The support that we seek from the west is to enhance or further the work of God more efficiently and faster. It is also because more than 75% of the wealth is in the hands of Western Christians (according to some mission statistics about 5-7 years ago). Someone said that if the Church in the West thinks that they are doing a favor to the Churches in developing countries by giving money and other things, then that is not a biblical attitude but an attitude of worldly superiority. Church belongs to God and God will raise His Church. But by supporting each other I believe we are doing our part in God’s family.

From this, I am in strong faith that the Church in India enjoys the joy of 2 Cor 1:5 much more like other Churches with similar contexts. Believers in Indian villages give to the Lord out of their extreme poverty and they give it willingly as said in the scriptures.

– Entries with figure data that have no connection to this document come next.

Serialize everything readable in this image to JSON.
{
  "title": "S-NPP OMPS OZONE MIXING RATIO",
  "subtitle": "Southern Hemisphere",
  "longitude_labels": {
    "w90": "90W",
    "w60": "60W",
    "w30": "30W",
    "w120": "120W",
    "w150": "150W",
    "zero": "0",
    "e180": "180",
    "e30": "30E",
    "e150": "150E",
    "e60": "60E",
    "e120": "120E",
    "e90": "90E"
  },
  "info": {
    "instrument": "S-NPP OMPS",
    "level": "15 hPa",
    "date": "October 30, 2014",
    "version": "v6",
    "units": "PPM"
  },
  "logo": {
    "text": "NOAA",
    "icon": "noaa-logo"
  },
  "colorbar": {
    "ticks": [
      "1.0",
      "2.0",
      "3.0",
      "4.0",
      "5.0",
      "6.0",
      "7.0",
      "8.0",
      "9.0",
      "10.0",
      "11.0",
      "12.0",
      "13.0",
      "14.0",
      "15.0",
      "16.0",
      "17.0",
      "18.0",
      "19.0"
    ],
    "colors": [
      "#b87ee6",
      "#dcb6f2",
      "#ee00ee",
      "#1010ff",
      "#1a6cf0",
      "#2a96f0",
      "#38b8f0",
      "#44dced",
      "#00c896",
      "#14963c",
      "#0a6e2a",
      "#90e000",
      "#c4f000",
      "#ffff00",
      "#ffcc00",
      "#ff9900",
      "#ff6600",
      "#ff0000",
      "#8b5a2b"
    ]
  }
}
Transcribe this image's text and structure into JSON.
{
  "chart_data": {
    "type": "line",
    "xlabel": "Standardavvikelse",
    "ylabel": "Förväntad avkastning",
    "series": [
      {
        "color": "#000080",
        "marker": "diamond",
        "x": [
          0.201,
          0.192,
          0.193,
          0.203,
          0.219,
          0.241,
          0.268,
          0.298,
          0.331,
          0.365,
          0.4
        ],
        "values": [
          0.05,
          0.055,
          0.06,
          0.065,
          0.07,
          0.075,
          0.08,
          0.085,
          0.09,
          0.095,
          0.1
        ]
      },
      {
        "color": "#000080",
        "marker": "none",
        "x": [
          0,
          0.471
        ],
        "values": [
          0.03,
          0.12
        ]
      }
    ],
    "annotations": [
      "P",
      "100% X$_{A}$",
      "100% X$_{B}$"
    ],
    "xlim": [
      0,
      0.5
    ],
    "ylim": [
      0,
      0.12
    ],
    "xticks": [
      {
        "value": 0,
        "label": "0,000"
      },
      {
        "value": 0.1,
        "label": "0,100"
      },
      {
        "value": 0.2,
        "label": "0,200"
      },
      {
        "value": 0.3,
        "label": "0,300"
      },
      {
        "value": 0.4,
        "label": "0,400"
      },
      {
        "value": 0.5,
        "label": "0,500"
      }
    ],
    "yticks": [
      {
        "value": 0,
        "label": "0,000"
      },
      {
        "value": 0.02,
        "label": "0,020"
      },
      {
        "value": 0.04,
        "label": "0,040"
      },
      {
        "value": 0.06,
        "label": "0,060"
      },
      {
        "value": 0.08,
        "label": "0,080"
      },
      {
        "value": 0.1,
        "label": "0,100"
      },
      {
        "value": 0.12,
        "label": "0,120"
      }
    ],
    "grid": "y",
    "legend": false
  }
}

1509301_4680181a878de078I hope to continue to dialogue on this and am willing to learn more on this. I just wrote what is in my heart with much prayer and reflection. These are my general feelings about the Church in the West but not particularly against any individual or Church. Please let me know what you think of this. I will be happy to hear from you.

My conclusion is this, please do not generalize and make hasty decisions based on some past experiences or because someone said it so, but rather, let the Western Church/Pastors/Mission leaders examine themselves if they too are dependent. Perhaps they are not seeing while pointing fingers at the Indigenous missionaries.

One last thing, I am saying this with much caution and love: I am not sure if a Western Pastor/Mission Executive/Leader/staff of a mission of organization would continue to serve and minister in the same ministry/organization if/when he knows that the next months check/money/support is not going to come or he will try to find another placement of job because he has a wife and children (I am not generalizing there may be exemptions)….But I know and am sure that almost all the Indigenous missionaries I personally know of in Asia or Africa will continue to serve the Lord no matter what may come…may it be persecution/famine/or anything.

Please do not misunderstand me for being harsh…I will be happy to hear and learn from you.